I think it will be all right now.

April 5th

This afternoon Sir Humphrey popped in to see me. He had just received a message that the BBC had decided to drop my interview with Ludovic Kennedy. Apparently they feel it is the responsible course. Of course they do.

I thanked Humphrey, and offered him a sherry. As I thought about the events of the last few days a new thought occurred to me.

‘You know,’ I said, ‘it seems to me that, somehow, I was trapped into saying those things that would embarrass the PM.’

‘Surely not,’ said Humphrey.

‘Yes,’ I said, ‘I think I was dropped right in it.’

Humphrey derided this as a ridiculous thought, and asked how I could even think it. I asked him why it was ridiculous to think that Ludo tried to trap me.

‘Who?’ he asked.

‘Ludo. Ludovic Kennedy.’

Humphrey suddenly changed his tune. ‘Oh, Ludovic Kennedy tried to trap you. I see. Yes. I’m sure he did.’

We both agreed that everyone who works for the media is deceitful, and you can’t trust them an inch. But, now I think about it, why was he so surprised that I was talking about Ludo? Who did he think I was talking about?

Still, he has got me out of a frightful hole. And it was quite clear what the quid pro quo was expected to be. I had to suggest that we lay off the local authorities.

‘It must be admitted,’ I was forced to concede, ‘that local councillors – on the whole – are sensible, responsible people, and they’re democratically elected. Central government has to be very careful before it starts telling them how to do their job.’

‘And the failure standards?’

‘I think they can manage without them, don’t you think?’

‘Yes Minister.’

And he smiled contentedly.

But I don’t intend to let the matter drop for good. I shall return to it, after a decent interval. After all, we had a little unspoken agreement, an unwritten détente – but no one can hold you to an unspoken, unwritten deal, can they?


1 Senior Citizens.

2 OAPs.

17

The Moral Dimension



May 14th

I am writing this entry, not in my London flat or in my constituency house, but in the first-class compartment of a British Airways flight to the oil sheikhdom of Qumran.

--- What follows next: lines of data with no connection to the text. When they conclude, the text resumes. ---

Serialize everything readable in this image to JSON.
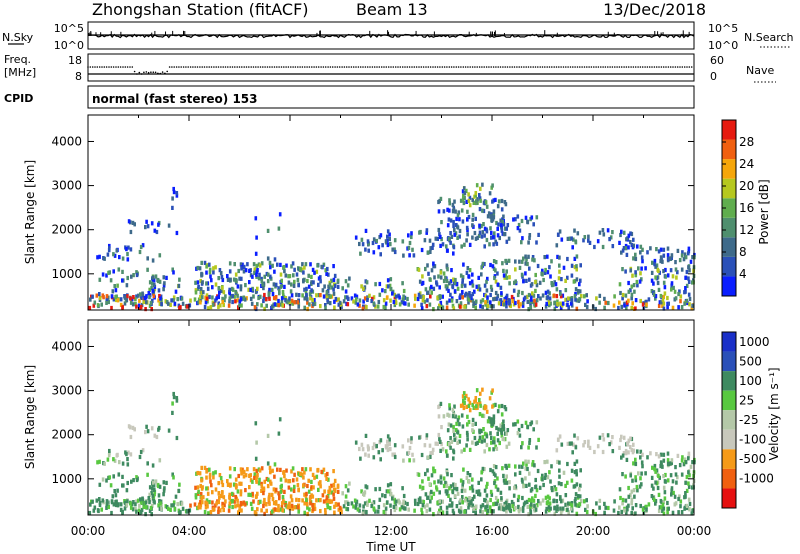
{
  "header": {
    "station": "Zhongshan Station (fitACF)",
    "beam": "Beam 13",
    "date": "13/Dec/2018"
  },
  "panels": {
    "nsky_label": "N.Sky",
    "nsky_ticks": [
      "10^5",
      "10^0"
    ],
    "nsearch_label": "N.Search",
    "nsearch_ticks": [
      "10^5",
      "10^0"
    ],
    "freq_label_line1": "Freq.",
    "freq_label_line2": "[MHz]",
    "freq_ticks": [
      "18",
      "8"
    ],
    "nave_label": "Nave",
    "nave_ticks": [
      "60",
      "0"
    ],
    "cpid_label": "CPID",
    "cpid_text": "normal (fast stereo) 153"
  },
  "colors": {
    "power_scale": [
      "#0a1eff",
      "#2a50b8",
      "#3e6a8a",
      "#4f8f6e",
      "#60ad4e",
      "#b6c81f",
      "#f5a60a",
      "#f06010",
      "#e61a10"
    ],
    "velocity_scale": [
      "#e61010",
      "#f06010",
      "#f59a18",
      "#c8c8bc",
      "#b4c8a8",
      "#58c840",
      "#3e8a60",
      "#2a50b8",
      "#1a30c8"
    ]
  },
  "chart_data": [
    {
      "type": "heatmap",
      "title": "",
      "ylabel": "Slant Range [km]",
      "xlabel": "",
      "x_ticks": [
        "00:00",
        "04:00",
        "08:00",
        "12:00",
        "16:00",
        "20:00",
        "00:00"
      ],
      "y_ticks": [
        "1000",
        "2000",
        "3000",
        "4000"
      ],
      "ylim": [
        180,
        4600
      ],
      "colorbar": {
        "label": "Power [dB]",
        "ticks": [
          "4",
          "8",
          "12",
          "16",
          "20",
          "24",
          "28"
        ],
        "range": [
          0,
          32
        ]
      }
    },
    {
      "type": "heatmap",
      "title": "",
      "ylabel": "Slant Range [km]",
      "xlabel": "Time UT",
      "x_ticks": [
        "00:00",
        "04:00",
        "08:00",
        "12:00",
        "16:00",
        "20:00",
        "00:00"
      ],
      "y_ticks": [
        "1000",
        "2000",
        "3000",
        "4000"
      ],
      "ylim": [
        180,
        4600
      ],
      "colorbar": {
        "label": "Velocity [m s⁻¹]",
        "ticks": [
          "1000",
          "500",
          "100",
          "25",
          "-25",
          "-100",
          "-500",
          "-1000"
        ]
      }
    }
  ]
}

We have been en route to the Persian gulf for about four and a half hours, and we should be landing in about forty-five minutes.

I’m very excited. I’ve never flown first-class before, and it’s quite different. They give you free champagne all the way and a decent meal instead of the usual monosodium glutamate plus colouring.

Also, it’s nice being a VIP – special lounge, on the plane last, general red-carpet treatment.

We’re going there to ratify the contract for one of the biggest export orders Britain has ever obtained in the Middle East.

But when I say ‘we’ I don’t just mean me and Bernard and Humphrey. In fact, I asked for an assurance in advance that we couldn’t be accused of wasting a lot of government money on the trip. Humphrey assured me that we were taking the smallest possible delegation. ‘Pared to the bone’ was the phrase he used, I distinctly remember. But now I realise that there may have been some ulterior motive in keeping me in the VIP lounge till the last possible minute.

When I actually got onto the plane I was aghast. It is entirely full of civil servants. In fact it transpires that the plane had to be specially chartered because there are so many of us going.

I immediately challenged Humphrey about the extravagance of chartering an aircraft. He looked at me as though I were mad, and said that it would be infinitely more expensive for all of us to go on a scheduled flight.

I’m perfectly sure that’s true. My argument is with the size of the party. ‘Who are all these people?’ I asked.

‘Our little delegation.’

‘But you just said the delegation has been pared to the bone.’